Si la loi espagnole, comme la loi française, est une transposition de la même directive européenne, ces deux textes législatifs présentent des différences. Une de ces différences est fondamentale, dans la mesure où elle détermine, d’une part, les conditions du droit de l’agent commercial à recevoir une indemnité après la rupture du contrat d’agence du fait de l’entreprise mandante et, d’autre part, le montant de cette indemnité. En effet, la directive européenne laissait le choix aux États membres entre une indemnité fondée sur le préjudice subi par l’agent commercial (option choisie par le législateur français), ou une indemnité fondée sur la rémunération de l’agent commercial pour la clientèle qu’il a développée et dont l’entreprise mandante continue de profiter après l’extinction de la relation contractuelle d’agence commerciale (option choisie par le législateur espagnol). Cette différence conceptuelle a des conséquences pratiques considérables : tandis qu’en France, l’indemnité de clientèle est attribuée de manière quasi automatique lorsque la rupture du contrat d’agence n’est pas du fait de l’agent (rupture unilatérale, cession de sa position contractuelle à un tiers, faute grave de l’agent –interprétée par ailleurs beaucoup plus restrictivement par la jurisprudence française que par la jurisprudence espagnole-), en Espagne, pour que l’agent ait droit à une indemnité, il faudra qu’il prouve (fait qui n’est pas anodin, la charge de la preuve repose sur lui) que toutes les circonstances suivantes sont réalisées :
- il a développé de manière notable la clientèle existante de l’entreprise mandante ou il a apporté de nouveaux clients ;
- son activité de développement de clientèle, après la rupture du contrat d’agence, a apporté des bénéfices substantiels à l’entreprise mandante ; et
- l’attribution d’une indemnité pour clientèle est juste, du fait de la rémunération que l’agent commercial perd ou du fait de l’existence d’une obligation de non-concurrence.
Une fois que ces circonstances sont prouvées par l’agent (et il est à noter que le point 2, la preuve que le mandant continue de retirer des bénéfices substantiels de l’activité de l’agent, est particulièrement difficile à prouver), les tribunaux, s’ils admettent la validité de la preuve, détermineront le montant de l’indemnité en fonction du montant des commissions perdues, de la permanence de la clientèle développée dans le portefeuille client du mandant et de l’équité.
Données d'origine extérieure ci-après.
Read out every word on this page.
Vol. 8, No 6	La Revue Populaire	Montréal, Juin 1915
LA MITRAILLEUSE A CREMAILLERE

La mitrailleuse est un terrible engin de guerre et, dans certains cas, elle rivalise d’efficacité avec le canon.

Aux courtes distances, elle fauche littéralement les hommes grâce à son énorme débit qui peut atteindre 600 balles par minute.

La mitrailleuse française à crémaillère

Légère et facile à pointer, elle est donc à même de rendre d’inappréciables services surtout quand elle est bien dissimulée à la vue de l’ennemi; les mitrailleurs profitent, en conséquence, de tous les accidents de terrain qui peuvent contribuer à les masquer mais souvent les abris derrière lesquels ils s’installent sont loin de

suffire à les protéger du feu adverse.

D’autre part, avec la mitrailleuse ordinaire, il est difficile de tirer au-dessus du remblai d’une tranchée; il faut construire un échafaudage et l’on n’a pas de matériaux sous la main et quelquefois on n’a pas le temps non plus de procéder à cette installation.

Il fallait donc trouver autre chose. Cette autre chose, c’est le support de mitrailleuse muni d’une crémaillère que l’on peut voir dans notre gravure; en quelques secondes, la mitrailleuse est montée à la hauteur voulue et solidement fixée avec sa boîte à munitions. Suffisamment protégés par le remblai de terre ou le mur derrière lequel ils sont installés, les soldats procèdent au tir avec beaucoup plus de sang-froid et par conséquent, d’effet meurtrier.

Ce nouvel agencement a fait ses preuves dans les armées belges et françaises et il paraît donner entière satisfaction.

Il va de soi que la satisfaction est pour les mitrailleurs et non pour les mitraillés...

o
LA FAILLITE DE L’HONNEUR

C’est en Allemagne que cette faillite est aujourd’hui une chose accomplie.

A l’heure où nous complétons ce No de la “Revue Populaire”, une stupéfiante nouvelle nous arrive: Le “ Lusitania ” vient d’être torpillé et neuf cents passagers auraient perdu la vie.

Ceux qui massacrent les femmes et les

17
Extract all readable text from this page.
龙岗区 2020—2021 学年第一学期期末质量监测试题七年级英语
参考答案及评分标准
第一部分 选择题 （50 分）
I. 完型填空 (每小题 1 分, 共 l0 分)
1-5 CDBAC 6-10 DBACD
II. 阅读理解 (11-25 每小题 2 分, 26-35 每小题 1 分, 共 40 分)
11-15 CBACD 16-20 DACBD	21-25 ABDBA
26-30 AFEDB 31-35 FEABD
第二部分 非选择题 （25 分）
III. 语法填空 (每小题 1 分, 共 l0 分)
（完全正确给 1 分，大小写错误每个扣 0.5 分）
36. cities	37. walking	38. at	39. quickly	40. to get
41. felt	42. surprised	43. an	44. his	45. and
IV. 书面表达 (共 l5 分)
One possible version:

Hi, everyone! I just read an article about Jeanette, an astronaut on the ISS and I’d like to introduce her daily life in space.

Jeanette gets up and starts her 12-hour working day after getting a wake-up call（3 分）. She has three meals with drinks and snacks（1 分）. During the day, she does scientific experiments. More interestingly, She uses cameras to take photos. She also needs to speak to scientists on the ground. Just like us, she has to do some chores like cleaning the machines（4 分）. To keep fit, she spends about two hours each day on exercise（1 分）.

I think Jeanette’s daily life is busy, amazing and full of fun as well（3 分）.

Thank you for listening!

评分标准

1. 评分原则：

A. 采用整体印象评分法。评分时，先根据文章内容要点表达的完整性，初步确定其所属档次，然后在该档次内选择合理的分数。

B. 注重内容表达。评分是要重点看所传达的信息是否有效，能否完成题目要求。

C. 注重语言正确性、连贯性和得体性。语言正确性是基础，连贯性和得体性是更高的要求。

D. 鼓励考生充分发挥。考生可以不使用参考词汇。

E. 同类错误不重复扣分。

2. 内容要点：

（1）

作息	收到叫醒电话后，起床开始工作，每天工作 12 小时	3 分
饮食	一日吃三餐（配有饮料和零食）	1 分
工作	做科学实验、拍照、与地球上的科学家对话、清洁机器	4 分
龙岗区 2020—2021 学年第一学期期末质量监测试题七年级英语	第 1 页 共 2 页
Quoi qu’il en soit, la loi fixe un maximum à cette indemnité, qui est le montant équivalent à 1 an de commissions (calculé par rapport à la moyenne sur les 5 dernières années). Il est en conséquence évident que la transposition espagnole de la directive est beaucoup moins favorable à l’agent commercial que la transposition française. Outre mettre à la charge de l’agent commercial une preuve ardue, elle établit un plafond d’indemnité égal à la moitié du plafond français. En effet, la loi française ne définit pas le montant de l’indemnité, mais la jurisprudence accorde en général à l’agent une indemnité équivalente à deux ans de commission (calculée également par rapport à la moyenne des cinq dernières années). Si on ajoute à cela que la loi espagnole stipule les obligations de l’agent de manière beaucoup plus détaillée, et que la jurisprudence espagnole admet la faute grave de l’agent de manière beaucoup moins restrictive que la jurisprudence française (la non-obtention des objectifs annuels de vente étant interprétée par la jurisprudence espagnole comme une faute grave de l’agent commercial, à moins qu’il ne démontre qu’il s’est efforcé au mieux afin d’atteindre ces objectifs, alors que la charge de la preuve de la faute de la non-obtention des objectifs repose sur l’entreprise mandante selon la jurisprudence française), le constat exposé précédemment est renforcé. Les entreprises françaises souhaitant donc implanter un réseau d’agents commerciaux en Espagne devront, en conséquence, passer outre la méfiance initiale de l’utilisation d’un droit qui leur est étranger et choisir le droit espagnol comme droit applicable, ce qui leur sera beaucoup plus favorable que leur droit national. Cela impliquera également la rédaction d’un contrat en espagnol, pour éviter une traduction forcément nécessaire et toujours dangereuse pour les différences d’interprétation qu’elle comporte, en cas de conflit devant les juridictions espagnoles.